第2話 出兵
医療テントの出来事から少しして、僕ら少年兵は一ヶ所に集められいよいよ作戦開始地点までトラックで運ばれることとなった。
移動中のトラックの中では、自分の境遇に泣く者、溜まらず吐いてしまう者、ひたすらにくしゃくしゃになった家族の写真だかを握りしめている者と様々であったが
僕は1人、医療テントの中でみた光景を1人思い出していた。
今まで異性の裸といえば母親か、お姉ちゃんので、それ以外はクラスの友達が持っていた袋とじの雑誌でしか見たことがなかった。
その時といっても、別に体の真ん中が膨らむようなことはなかったし頭が弾けるような感覚も得られなかった。
あの感覚とは一体なんだったのだろう
そんな疑問が自分のちっぽけな頭を満たしていく。
家族以外の異性だから?直接見たから?
授業中に前の席の女子の背中にわずかに浮かぶ肌着を見たときも、ここまでの感情はなかった気がする
結局何が自分に起こったか明確な答えは出ず、わだかまりを抱えたままトラックは目的地に到着した。
岡陸軍中尉の号令の下、僕らは隊列を組み
大まかな作戦概要を知らされる。
広大な森林地帯に聳えるこの場所は、敵兵を多く匿っており、僕らの軍はそれらに大きな被害を被っているとのことだ。

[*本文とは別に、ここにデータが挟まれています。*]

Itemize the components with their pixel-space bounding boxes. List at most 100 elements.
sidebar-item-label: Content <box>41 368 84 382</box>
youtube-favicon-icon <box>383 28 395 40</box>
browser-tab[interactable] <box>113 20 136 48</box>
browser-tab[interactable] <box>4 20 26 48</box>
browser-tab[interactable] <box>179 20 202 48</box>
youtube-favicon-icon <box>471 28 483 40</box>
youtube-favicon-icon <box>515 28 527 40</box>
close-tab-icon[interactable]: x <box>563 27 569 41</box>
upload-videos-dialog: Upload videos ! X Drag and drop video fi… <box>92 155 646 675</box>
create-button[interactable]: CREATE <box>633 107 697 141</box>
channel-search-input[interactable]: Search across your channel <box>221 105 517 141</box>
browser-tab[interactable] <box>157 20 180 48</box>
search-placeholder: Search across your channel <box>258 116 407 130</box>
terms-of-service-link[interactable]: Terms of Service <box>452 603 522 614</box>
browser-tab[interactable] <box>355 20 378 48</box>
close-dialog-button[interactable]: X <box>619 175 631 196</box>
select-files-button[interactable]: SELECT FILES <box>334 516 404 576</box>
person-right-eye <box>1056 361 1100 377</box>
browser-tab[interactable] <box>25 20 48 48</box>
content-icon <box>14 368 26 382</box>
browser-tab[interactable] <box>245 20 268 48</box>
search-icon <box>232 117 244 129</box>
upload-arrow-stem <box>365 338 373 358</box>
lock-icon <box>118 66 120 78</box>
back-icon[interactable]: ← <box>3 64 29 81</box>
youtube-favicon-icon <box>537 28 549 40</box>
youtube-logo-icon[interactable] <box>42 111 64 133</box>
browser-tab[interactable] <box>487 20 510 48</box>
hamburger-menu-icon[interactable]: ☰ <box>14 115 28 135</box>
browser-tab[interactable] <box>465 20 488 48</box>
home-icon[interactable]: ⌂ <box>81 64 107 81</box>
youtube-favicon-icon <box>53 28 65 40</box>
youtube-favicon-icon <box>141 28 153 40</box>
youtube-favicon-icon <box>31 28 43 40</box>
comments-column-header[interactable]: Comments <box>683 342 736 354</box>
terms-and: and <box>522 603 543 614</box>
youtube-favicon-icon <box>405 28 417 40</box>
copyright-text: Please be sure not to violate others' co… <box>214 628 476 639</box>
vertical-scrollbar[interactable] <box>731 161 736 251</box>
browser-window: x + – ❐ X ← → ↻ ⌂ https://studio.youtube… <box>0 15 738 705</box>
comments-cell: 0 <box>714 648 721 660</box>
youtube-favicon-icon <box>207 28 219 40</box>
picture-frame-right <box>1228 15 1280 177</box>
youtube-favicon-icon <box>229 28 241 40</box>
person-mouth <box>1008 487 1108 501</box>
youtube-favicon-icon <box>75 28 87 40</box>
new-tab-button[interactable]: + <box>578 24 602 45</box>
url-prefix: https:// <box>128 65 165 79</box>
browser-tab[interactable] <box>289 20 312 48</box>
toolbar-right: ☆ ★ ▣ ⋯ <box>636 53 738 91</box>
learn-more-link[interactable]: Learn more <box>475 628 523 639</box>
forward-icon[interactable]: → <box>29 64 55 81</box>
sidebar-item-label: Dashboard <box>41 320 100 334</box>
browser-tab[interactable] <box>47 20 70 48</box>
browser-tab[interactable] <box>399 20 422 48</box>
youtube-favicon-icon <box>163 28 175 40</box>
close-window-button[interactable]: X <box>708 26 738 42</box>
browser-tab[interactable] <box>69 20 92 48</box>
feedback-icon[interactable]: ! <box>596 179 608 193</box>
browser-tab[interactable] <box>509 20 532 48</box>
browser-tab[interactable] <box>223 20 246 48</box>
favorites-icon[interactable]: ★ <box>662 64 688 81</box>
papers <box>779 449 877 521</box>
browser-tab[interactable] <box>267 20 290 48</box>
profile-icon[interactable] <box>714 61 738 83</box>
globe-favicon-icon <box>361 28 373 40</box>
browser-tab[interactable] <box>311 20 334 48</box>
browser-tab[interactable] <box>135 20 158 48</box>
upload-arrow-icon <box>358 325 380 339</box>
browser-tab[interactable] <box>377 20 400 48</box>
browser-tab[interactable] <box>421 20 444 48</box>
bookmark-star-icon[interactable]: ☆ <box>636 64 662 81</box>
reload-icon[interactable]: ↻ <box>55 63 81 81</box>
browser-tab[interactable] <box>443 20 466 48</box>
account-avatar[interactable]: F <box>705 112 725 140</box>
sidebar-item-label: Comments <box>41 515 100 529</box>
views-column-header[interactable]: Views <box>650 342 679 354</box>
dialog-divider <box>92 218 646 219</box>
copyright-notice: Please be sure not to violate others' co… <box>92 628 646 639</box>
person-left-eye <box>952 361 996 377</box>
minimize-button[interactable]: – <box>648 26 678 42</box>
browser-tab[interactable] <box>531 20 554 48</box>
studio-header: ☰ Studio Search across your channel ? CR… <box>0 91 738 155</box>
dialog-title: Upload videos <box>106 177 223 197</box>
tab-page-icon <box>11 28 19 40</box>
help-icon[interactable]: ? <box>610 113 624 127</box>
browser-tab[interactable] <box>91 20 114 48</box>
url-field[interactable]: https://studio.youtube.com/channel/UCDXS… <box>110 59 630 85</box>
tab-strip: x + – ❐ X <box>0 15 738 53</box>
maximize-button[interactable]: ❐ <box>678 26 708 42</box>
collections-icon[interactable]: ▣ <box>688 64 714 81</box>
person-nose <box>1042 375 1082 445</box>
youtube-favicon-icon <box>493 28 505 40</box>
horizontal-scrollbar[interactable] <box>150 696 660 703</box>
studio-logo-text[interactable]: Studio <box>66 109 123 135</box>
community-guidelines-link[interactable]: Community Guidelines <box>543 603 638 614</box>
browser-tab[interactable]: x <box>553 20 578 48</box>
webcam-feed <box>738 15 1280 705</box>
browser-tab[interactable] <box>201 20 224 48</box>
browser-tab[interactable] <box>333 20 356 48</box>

つまり僕らは、その広大な場所に点々と存在する小さな拠点から、大きな拠点までをしらみ潰しに撃破していくとのこと。
社会見学の班行動のように、僕らはいくつかの小隊に分けられ小隊ごとに指定された場所へと赴く。
岡陸軍中尉の合図と同時に、僕ら各小隊は自分達の任務を全うする為、全速力で泥沼のような死地へと足を踏み入れて行った。